21 April 2017

Tactics: Basic and Advanced

Lesson of the Week

Bobby Fischer has been my theme this week. Most of my students have seen various positions derived from his brilliant win against Donald Byrne at the Rosenwald Trophy Tournament in New York, 1956. The whole game is posted at "Byrne -- Fischer, New York 1956". The students in my advanced club did not have difficulty finding the smother checkmate that might have occurred, but struggled to work out the game's finish without moving the pieces.

Black to move
After 18.Bxe6 (not played)
 Black to move
After 36.Kf1
Fischer found a checkmate in six, but there was one in five. Either would be acceptable if my young students could describe the sequence in chess notation without moving the pieces.

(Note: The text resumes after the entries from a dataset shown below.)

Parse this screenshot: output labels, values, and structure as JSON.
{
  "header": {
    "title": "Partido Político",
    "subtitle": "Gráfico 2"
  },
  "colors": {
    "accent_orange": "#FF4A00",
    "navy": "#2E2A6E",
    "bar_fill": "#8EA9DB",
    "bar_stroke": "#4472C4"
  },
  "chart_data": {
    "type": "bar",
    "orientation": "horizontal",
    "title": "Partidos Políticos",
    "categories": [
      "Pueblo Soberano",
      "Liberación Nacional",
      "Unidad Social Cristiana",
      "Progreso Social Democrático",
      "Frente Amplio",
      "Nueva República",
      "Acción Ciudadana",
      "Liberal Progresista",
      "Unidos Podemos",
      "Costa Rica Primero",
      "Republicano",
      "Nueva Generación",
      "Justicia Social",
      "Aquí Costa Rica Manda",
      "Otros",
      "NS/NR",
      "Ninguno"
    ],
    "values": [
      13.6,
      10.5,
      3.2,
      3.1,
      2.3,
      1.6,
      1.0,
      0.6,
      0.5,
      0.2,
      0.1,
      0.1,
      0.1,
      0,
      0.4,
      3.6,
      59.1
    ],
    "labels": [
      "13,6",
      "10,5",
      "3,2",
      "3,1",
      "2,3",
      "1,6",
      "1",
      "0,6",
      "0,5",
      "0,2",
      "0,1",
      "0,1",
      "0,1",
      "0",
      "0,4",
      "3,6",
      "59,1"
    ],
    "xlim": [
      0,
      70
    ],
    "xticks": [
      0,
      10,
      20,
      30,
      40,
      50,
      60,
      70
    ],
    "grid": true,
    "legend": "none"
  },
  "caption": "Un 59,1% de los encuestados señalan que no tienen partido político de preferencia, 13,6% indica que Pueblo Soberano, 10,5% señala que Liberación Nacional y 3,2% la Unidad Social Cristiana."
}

Students in my clubs were also presented with the worksheets Essential Tactics 7-10. There was no expectation that they would complete all four, but only the suggestion that they spend fifteen minutes solving exercises before playing chess.

These exercises are extracted from my eBook, Essential Tactics: Building a Foundation for Chess Skill (2017). Originally created four years ago as the worksheets Beginning Tactics 1-18, I have revised them as Essential Tactics 1-25. The same 150 exercises are on the worksheet sets and in the book. However, the first set of worksheets used chess pieces in some of the diagrams that the students found confusing. I switched all to the pieces ChessBase calls Fritz (used in the diagrams in the post). The number of worksheets increased in the revised set because each sheet contains six exercises. In the original series, worksheets 5-18 had nine exercises each.

To my surprise, my top second grader struggled with this exercise.

White to move

A few of the exercises on Essential Tactics 10 get to the core of finding two move combinations.